I think the lack of a time variable is because it is cross-sectional and not panel. There is a before and after but not a measure of time in the data, if I understood correctly. Honestly I’m not sure how repeated cross-sections over time do not constitute a panel dataset, perhaps they were all taken at the same time on different units?

On your main point, it seems like he has all the variables he needs in his model, just not a quality proxy.

What are you basing this on? Perhaps this study was done in the fall but there is a completely opposite effect in the spring, eg “high quality people” are less likely to join at that type of year. So then the model is missing a season variable. Maybe the “high quality people” were also mostly female, so when you add gender as a variable it changes the other coefficients. I could come up with a million things like that, also nonlinear interactions, etc.

Perhaps I should’ve said he doesn’t seem to think he has that problem, and it seems plausible that his concerns can be addressed without confronting it.

How so? I am really wondering, not being sarcastic. It seems to me if you want to interpret a coefficient you need the model to be approximately correct. I don’t know how you know whether you model is approximately correct or not without deriving it from some principles or making accurate predictions with it.

I would say it’s even more difficult then that. Two or more models can have similar predictive performance on a given test set but have wildly different coefficients for identical predictors; and that isn’t surprising since their coefficients depend on the model, which has changed.

So maybe you can say that in the absence of scientific reasoning, a model that predicts poorly is generally a bad candidate for causal inference. But that doesn’t mean a model that predicts well is necessarily a good candidate for the same.

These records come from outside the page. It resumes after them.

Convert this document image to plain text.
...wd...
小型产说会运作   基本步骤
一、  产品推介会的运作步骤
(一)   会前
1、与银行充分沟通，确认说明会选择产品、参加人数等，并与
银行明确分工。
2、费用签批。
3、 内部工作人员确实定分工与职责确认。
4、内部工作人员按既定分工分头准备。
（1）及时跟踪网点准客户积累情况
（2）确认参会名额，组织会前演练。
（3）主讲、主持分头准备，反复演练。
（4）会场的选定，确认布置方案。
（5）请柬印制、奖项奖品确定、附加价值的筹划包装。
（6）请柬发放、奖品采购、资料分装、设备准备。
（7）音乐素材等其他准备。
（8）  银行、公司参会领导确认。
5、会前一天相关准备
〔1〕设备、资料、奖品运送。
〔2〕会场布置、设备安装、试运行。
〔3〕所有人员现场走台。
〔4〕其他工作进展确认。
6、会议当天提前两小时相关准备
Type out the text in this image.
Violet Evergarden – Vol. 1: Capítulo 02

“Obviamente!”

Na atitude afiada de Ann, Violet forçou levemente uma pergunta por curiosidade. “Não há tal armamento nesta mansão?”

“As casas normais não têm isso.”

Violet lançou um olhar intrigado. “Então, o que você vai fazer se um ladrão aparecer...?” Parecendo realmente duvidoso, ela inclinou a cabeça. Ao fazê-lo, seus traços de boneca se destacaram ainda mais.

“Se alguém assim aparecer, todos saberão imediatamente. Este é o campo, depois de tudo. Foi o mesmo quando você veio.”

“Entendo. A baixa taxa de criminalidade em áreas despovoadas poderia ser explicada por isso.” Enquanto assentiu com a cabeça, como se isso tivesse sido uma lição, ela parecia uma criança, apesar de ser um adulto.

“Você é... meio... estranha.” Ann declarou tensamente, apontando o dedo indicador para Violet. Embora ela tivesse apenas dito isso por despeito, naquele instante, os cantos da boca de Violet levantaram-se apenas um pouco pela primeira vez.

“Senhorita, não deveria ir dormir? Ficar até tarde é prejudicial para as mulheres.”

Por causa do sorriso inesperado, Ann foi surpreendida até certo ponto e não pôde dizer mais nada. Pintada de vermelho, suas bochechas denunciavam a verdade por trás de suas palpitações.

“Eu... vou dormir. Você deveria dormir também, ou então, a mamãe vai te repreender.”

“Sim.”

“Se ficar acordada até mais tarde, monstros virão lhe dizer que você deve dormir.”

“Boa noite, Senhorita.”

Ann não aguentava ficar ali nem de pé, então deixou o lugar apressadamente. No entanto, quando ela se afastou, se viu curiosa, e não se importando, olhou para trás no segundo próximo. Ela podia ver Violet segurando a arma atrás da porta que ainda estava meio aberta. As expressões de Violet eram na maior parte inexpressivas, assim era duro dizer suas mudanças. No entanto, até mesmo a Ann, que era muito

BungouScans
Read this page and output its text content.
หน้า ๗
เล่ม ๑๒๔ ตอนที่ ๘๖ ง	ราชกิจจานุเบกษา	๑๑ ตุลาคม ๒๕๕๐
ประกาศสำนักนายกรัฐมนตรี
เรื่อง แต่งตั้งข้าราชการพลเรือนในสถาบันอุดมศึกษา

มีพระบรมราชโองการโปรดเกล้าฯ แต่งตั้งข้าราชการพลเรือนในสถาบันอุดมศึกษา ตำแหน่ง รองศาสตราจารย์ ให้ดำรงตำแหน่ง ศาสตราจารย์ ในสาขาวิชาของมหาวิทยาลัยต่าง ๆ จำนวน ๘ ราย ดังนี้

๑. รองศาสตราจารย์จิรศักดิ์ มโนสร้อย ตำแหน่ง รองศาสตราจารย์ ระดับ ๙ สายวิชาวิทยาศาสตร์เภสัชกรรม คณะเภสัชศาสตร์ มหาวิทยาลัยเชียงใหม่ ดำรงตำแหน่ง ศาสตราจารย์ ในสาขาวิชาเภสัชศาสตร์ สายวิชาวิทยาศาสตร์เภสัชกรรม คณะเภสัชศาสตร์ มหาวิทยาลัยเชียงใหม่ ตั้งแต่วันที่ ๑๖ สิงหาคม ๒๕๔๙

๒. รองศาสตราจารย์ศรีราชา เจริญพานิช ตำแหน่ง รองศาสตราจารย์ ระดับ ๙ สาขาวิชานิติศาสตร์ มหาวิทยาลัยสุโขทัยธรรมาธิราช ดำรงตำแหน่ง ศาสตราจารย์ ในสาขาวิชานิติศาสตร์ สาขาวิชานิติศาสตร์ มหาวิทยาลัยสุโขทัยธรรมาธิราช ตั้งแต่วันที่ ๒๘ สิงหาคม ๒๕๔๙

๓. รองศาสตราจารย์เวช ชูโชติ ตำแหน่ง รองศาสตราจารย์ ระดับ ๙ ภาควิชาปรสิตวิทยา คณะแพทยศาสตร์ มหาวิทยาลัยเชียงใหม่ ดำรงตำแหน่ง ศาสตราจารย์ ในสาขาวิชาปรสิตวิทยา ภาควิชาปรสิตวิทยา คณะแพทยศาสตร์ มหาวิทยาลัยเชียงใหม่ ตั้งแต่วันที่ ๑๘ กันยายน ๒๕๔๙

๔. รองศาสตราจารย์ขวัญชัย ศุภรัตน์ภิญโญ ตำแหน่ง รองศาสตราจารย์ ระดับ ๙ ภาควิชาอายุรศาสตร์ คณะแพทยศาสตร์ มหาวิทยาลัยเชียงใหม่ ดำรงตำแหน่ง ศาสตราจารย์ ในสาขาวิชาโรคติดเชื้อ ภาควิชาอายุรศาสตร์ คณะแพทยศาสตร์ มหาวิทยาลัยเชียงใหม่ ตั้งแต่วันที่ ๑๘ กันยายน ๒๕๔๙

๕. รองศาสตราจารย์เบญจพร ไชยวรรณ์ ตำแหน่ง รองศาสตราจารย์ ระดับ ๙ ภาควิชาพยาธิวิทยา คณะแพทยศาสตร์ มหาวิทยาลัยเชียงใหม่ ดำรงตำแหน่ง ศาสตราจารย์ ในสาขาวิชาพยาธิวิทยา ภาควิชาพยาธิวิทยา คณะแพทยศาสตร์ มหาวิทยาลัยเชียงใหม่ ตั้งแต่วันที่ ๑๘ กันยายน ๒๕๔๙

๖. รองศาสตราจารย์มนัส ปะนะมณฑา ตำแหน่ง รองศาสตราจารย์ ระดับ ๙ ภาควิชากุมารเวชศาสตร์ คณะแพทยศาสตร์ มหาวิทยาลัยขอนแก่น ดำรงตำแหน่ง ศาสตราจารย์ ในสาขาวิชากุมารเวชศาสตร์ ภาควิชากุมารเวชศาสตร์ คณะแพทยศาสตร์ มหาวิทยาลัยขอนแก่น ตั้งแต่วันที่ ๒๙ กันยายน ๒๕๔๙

I have multi year data, so can control for seasonality. It’s data for each person enrolling in programs over time, so only one observation per person (not panel data). And let’s say I’m not worried about the other biases as much, or can control for them to some extent. I definitely don’t have Q though. Any ideas?

What would be an observable consequence of the “caused selection” vs the “policy worked” model? If there’s nothing you would expect to see different between the two mechanisms in your data, there’s no way to determine which is at work.

That’s a good point, but my argument is that there is no reason for the policy to lead to a change in **this particular outcome**. So the only explanation is selection. I can share the paper if it’s getting too abstract.